CHI L’HA VISTO
Riccardo Giuliani: falso allarme
Il padre Gianni: «Dai test sull’auto attendo la verità»

Un barlume di speranza che però è durato poco. Anche a detta della famiglia, quel ragazzo avvistato su una panchina in Svizzera sembrava proprio Riccardo Giuliani, il 35enne scomparso da Busto Arsizio nella notte tra il 24 e il 25 aprile. Del suo caso è tornata a parlare la trasmissione «Chi l’ha Visto?», con un altro lungo servizio andato in onda su Rai 3 mercoledì 2 giugno in prima serata.
L’inviata Emily De Cesare è andata in Svizzera per verificare la segnalazione, compiendo il viaggio in auto dal Comasco, dov’è stata ritrovata la macchina di Riccardo, per sperimentare gli scenari possibili quando si oltrepassa il confine.
Il giovane bustocco ha lasciato i documenti nella vettura e questo era il primo dubbio del padre Gianni: come ha fatto ad andare all’estero senza la carta d’identità?

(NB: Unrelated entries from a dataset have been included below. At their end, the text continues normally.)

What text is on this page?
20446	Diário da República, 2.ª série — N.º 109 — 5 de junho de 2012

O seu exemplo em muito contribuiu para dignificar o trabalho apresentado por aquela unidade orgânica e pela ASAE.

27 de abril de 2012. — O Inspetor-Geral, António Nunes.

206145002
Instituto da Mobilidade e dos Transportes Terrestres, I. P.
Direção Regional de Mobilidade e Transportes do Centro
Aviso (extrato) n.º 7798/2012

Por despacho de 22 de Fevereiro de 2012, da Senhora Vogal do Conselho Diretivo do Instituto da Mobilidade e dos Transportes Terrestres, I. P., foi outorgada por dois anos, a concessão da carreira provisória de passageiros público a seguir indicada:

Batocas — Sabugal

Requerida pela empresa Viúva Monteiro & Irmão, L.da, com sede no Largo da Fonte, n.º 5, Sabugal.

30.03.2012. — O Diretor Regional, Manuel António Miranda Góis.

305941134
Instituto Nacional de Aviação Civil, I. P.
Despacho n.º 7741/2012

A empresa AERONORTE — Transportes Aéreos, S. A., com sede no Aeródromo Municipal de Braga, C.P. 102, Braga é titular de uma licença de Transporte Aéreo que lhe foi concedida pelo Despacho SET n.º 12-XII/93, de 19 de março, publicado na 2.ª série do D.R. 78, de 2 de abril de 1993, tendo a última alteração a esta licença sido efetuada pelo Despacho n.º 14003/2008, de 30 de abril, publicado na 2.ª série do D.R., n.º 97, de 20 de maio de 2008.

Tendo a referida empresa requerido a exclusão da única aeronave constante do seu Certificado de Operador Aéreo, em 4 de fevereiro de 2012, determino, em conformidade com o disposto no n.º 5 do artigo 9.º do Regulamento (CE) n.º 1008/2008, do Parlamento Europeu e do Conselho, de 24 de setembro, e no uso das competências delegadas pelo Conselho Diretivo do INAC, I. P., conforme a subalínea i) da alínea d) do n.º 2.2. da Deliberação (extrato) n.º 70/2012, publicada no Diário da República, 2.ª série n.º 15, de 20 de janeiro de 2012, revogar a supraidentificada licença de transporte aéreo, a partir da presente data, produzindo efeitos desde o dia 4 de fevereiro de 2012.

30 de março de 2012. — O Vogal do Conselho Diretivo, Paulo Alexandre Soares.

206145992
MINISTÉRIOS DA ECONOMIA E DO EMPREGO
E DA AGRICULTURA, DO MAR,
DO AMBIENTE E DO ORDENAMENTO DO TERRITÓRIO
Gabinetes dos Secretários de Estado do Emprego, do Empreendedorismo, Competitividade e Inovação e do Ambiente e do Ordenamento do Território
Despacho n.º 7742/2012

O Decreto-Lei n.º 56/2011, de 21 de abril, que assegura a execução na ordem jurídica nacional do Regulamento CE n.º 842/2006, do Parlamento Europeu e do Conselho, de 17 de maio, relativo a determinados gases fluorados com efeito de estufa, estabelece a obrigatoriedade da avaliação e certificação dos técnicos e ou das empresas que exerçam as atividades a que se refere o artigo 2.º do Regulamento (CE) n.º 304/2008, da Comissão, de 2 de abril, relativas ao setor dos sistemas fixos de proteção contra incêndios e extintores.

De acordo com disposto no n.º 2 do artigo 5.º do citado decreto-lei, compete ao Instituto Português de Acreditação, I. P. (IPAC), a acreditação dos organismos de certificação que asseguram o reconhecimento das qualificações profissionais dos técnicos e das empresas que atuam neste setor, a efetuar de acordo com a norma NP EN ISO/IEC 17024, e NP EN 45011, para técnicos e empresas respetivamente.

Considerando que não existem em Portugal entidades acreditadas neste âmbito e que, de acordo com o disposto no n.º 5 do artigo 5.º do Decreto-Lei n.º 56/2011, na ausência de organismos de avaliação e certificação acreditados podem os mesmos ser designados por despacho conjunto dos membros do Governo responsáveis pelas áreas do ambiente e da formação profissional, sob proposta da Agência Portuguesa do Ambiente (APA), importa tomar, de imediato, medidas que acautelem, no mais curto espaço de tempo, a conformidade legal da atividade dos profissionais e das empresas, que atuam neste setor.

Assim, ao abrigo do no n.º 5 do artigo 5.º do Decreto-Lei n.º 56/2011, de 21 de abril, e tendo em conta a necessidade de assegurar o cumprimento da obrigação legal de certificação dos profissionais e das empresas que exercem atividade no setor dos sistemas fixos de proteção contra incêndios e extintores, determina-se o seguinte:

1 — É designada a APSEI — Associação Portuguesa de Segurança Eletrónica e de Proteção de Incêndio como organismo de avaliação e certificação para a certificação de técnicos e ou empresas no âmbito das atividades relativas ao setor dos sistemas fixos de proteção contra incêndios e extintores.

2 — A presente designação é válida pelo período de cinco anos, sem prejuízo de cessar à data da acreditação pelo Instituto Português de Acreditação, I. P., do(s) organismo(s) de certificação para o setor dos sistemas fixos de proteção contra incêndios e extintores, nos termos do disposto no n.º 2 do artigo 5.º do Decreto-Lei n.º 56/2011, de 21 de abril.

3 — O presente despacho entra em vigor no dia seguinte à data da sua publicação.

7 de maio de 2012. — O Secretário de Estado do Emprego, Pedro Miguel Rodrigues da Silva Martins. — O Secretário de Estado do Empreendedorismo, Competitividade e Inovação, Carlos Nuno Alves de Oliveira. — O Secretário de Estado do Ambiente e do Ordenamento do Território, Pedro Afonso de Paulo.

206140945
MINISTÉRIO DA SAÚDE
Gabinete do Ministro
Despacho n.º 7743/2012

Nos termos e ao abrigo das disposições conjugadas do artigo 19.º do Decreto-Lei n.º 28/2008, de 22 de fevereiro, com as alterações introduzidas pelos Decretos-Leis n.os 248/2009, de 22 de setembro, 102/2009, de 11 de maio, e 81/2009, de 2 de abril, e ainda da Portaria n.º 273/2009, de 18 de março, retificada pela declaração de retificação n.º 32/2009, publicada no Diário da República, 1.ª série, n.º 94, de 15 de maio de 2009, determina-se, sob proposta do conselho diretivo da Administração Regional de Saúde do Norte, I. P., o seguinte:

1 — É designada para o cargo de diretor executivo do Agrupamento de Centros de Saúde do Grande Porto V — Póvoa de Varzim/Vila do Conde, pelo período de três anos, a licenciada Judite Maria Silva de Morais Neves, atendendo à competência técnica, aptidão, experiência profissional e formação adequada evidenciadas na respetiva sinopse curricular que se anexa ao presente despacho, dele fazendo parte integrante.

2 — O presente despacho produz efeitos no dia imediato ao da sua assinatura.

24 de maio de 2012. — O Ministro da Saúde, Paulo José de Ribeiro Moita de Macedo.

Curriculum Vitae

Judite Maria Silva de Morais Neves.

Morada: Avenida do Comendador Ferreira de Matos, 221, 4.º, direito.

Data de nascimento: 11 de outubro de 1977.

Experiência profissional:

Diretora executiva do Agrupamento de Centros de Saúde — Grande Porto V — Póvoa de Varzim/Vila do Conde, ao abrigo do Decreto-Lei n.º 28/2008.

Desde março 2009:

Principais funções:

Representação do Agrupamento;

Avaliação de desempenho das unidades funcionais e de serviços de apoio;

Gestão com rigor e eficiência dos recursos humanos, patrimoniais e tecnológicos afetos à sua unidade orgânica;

L’inviata però è riuscita ad arrivare a destinazione senza nessun controllo di polizia: dopo quattro ore di viaggio è arrivata a Oberurnen, nel Canton Glarus, dove ha incontrato Domenico e Antonia, la coppia che ha scattato la foto al ragazzo sulla panchina.
«Quando l’ho visto - ha detto la signora - mi è venuto un tonfo al cuore». Intorno hanno trovato anche i segni di un piccolo falò, che di solito non ci sono, visto che è pericoloso e a poche centinaia di metri c’è un’area attrezzata dove è consentito accendere fuochi.

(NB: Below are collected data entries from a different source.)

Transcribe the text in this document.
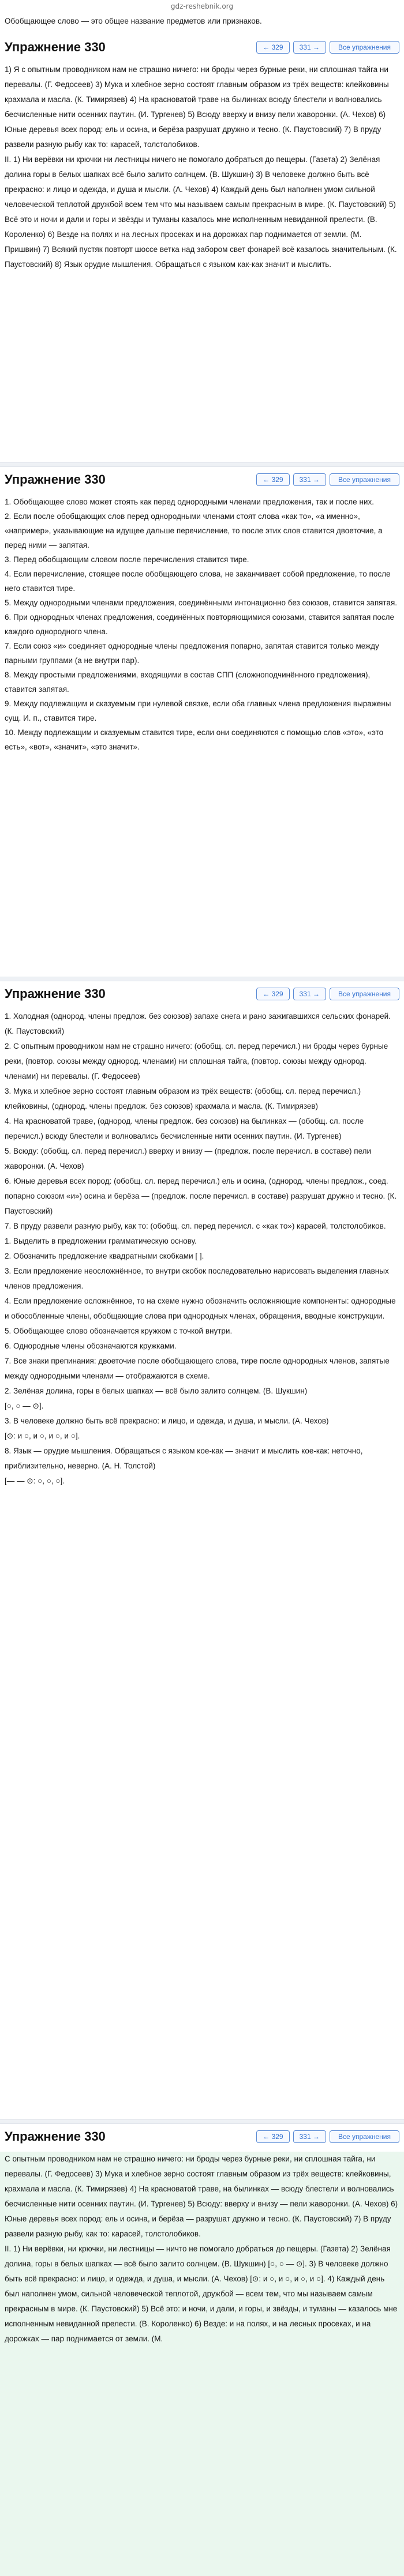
gdz-reshebnik.org

Обобщающее слово — это общее название предметов или признаков.

Упражнение 330	← 329	331 →	Все упражнения

1) Я с опытным проводником нам не страшно ничего: ни броды через бурные реки, ни сплошная тайга ни перевалы. (Г. Федосеев) 3) Мука и хлебное зерно состоят главным образом из трёх веществ: клейковины крахмала и масла. (К. Тимирязев) 4) На красноватой траве на былинках всюду блестели и волновались бесчисленные нити осенних паутин. (И. Тургенев) 5) Всюду вверху и внизу пели жаворонки. (А. Чехов) 6) Юные деревья всех пород: ель и осина, и берёза разрушат дружно и тесно. (К. Паустовский) 7) В пруду развели разную рыбу как то: карасей, толстолобиков.

II. 1) Ни верёвки ни крючки ни лестницы ничего не помогало добраться до пещеры. (Газета) 2) Зелёная долина горы в белых шапках всё было залито солнцем. (В. Шукшин) 3) В человеке должно быть всё прекрасно: и лицо и одежда, и душа и мысли. (А. Чехов) 4) Каждый день был наполнен умом сильной человеческой теплотой дружбой всем тем что мы называем самым прекрасным в мире. (К. Паустовский) 5) Всё это и ночи и дали и горы и звёзды и туманы казалось мне исполненным невиданной прелести. (В. Короленко) 6) Везде на полях и на лесных просеках и на дорожках пар поднимается от земли. (М. Пришвин) 7) Всякий пустяк повторт шоссе ветка над забором свет фонарей всё казалось значительным. (К. Паустовский) 8) Язык орудие мышления. Обращаться с языком как-как значит и мыслить.

Упражнение 330	← 329	331 →	Все упражнения

1. Обобщающее слово может стоять как перед однородными членами предложения, так и после них.

2. Если после обобщающих слов перед однородными членами стоят слова «как то», «а именно», «например», указывающие на идущее дальше перечисление, то после этих слов ставится двоеточие, а перед ними — запятая.

3. Перед обобщающим словом после перечисления ставится тире.

4. Если перечисление, стоящее после обобщающего слова, не заканчивает собой предложение, то после него ставится тире.

5. Между однородными членами предложения, соединёнными интонационно без союзов, ставится запятая.

6. При однородных членах предложения, соединённых повторяющимися союзами, ставится запятая после каждого однородного члена.

7. Если союз «и» соединяет однородные члены предложения попарно, запятая ставится только между парными группами (а не внутри пар).

8. Между простыми предложениями, входящими в состав СПП (сложноподчинённого предложения), ставится запятая.

9. Между подлежащим и сказуемым при нулевой связке, если оба главных члена предложения выражены сущ. И. п., ставится тире.

10. Между подлежащим и сказуемым ставится тире, если они соединяются с помощью слов «это», «это есть», «вот», «значит», «это значит».

Упражнение 330	← 329	331 →	Все упражнения

1. Холодная (однород. члены предлож. без союзов) запахе снега и рано зажигавшихся сельских фонарей. (К. Паустовский)

2. С опытным проводником нам не страшно ничего: (обобщ. сл. перед перечисл.) ни броды через бурные реки, (повтор. союзы между однород. членами) ни сплошная тайга, (повтор. союзы между однород. членами) ни перевалы. (Г. Федосеев)

3. Мука и хлебное зерно состоят главным образом из трёх веществ: (обобщ. сл. перед перечисл.) клейковины, (однород. члены предлож. без союзов) крахмала и масла. (К. Тимирязев)

4. На красноватой траве, (однород. члены предлож. без союзов) на былинках — (обобщ. сл. после перечисл.) всюду блестели и волновались бесчисленные нити осенних паутин. (И. Тургенев)

5. Всюду: (обобщ. сл. перед перечисл.) вверху и внизу — (предлож. после перечисл. в составе) пели жаворонки. (А. Чехов)

6. Юные деревья всех пород: (обобщ. сл. перед перечисл.) ель и осина, (однород. члены предлож., соед. попарно союзом «и») осина и берёза — (предлож. после перечисл. в составе) разрушат дружно и тесно. (К. Паустовский)

7. В пруду развели разную рыбу, как то: (обобщ. сл. перед перечисл. с «как то») карасей, толстолобиков.

1. Выделить в предложении грамматическую основу.

2. Обозначить предложение квадратными скобками [ ].

3. Если предложение неосложнённое, то внутри скобок последовательно нарисовать выделения главных членов предложения.

4. Если предложение осложнённое, то на схеме нужно обозначить осложняющие компоненты: однородные и обособленные члены, обобщающие слова при однородных членах, обращения, вводные конструкции.

5. Обобщающее слово обозначается кружком с точкой внутри.

6. Однородные члены обозначаются кружками.

7. Все знаки препинания: двоеточие после обобщающего слова, тире после однородных членов, запятые между однородными членами — отображаются в схеме.

2. Зелёная долина, горы в белых шапках — всё было залито солнцем. (В. Шукшин)

[○, ○ — ⊙].

3. В человеке должно быть всё прекрасно: и лицо, и одежда, и душа, и мысли. (А. Чехов)

[⊙: и ○, и ○, и ○, и ○].

8. Язык — орудие мышления. Обращаться с языком кое-как — значит и мыслить кое-как: неточно, приблизительно, неверно. (А. Н. Толстой)

[— — ⊙: ○, ○, ○].

Упражнение 330	← 329	331 →	Все упражнения

С опытным проводником нам не страшно ничего: ни броды через бурные реки, ни сплошная тайга, ни перевалы. (Г. Федосеев) 3) Мука и хлебное зерно состоят главным образом из трёх веществ: клейковины, крахмала и масла. (К. Тимирязев) 4) На красноватой траве, на былинках — всюду блестели и волновались бесчисленные нити осенних паутин. (И. Тургенев) 5) Всюду: вверху и внизу — пели жаворонки. (А. Чехов) 6) Юные деревья всех пород: ель и осина, и берёза — разрушат дружно и тесно. (К. Паустовский) 7) В пруду развели разную рыбу, как то: карасей, толстолобиков.

II. 1) Ни верёвки, ни крючки, ни лестницы — ничто не помогало добраться до пещеры. (Газета) 2) Зелёная долина, горы в белых шапках — всё было залито солнцем. (В. Шукшин) [○, ○ — ⊙]. 3) В человеке должно быть всё прекрасно: и лицо, и одежда, и душа, и мысли. (А. Чехов) [⊙: и ○, и ○, и ○, и ○]. 4) Каждый день был наполнен умом, сильной человеческой теплотой, дружбой — всем тем, что мы называем самым прекрасным в мире. (К. Паустовский) 5) Всё это: и ночи, и дали, и горы, и звёзды, и туманы — казалось мне исполненным невиданной прелести. (В. Короленко) 6) Везде: и на полях, и на лесных просеках, и на дорожках — пар поднимается от земли. (М.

Nessuno sembrava averlo visto, ma non conoscevano neppure il ragazzo della foto. Si è pensato che un camionista gli avrebbe potuto dare un passaggio. Interpellando una ditta di trasporti che fa la spola con l’Italia hanno risposto: «A noi nessuno ha chiesto nulla, ma se vediamo qualcosa vi avviseremo sicuramente».
L’altra opzione è che Riccardo abbia preso un mezzo pubblico; alla stazione di Zurigo hanno spiegato che da Como c’è un treno che arriva fino a Zurigo e dove si può viaggiare anche senza documenti.
Nessuna traccia è arrivata neanche nei centri di accoglienza e si esclude anche che sia ricoverato in qualche ospedale.
Purtroppo il giorno dopo è arrivato un videomessaggio da Antonia: «Ho rivisto il giovane sulla panchina, ho chiamato la polizia e hanno fatto le verifiche. Mi dispiace, purtroppo non era Riccardo». Bisogna ricominciare tutto da capo, ma il padre Gianni attende con ansia i rilievi sull’auto: «Devono esaminare le impronte, quante persone ci sono salite, capire chi ci fosse davvero alla guida».
Le domande sono tante, tutte senza risposte. «Usciva solo al venerdì sera, cenava e poi andava da qualche amico - racconta Gianni - ma tornava sempre prima del coprifuoco, non faceva cose eclatanti. Il fatto che non si sia fermato alle 2.30 al posto di blocco può essere causato dalla paura di essere inseguito e arrestato. È una supposizione che faccio io».
Sono passati già 38 giorni senza notizie e forse Riccardo ha chiesto aiuto a qualcuno. Il 29 maggio doveva sposarsi, la prova al ristorante era fissata il giorno dopo la scomparsa. «Io ci metto tutto me stesso per cercare di andare avanti - dice il papà - cerco di non mollare, perché la vita non deve finire mai».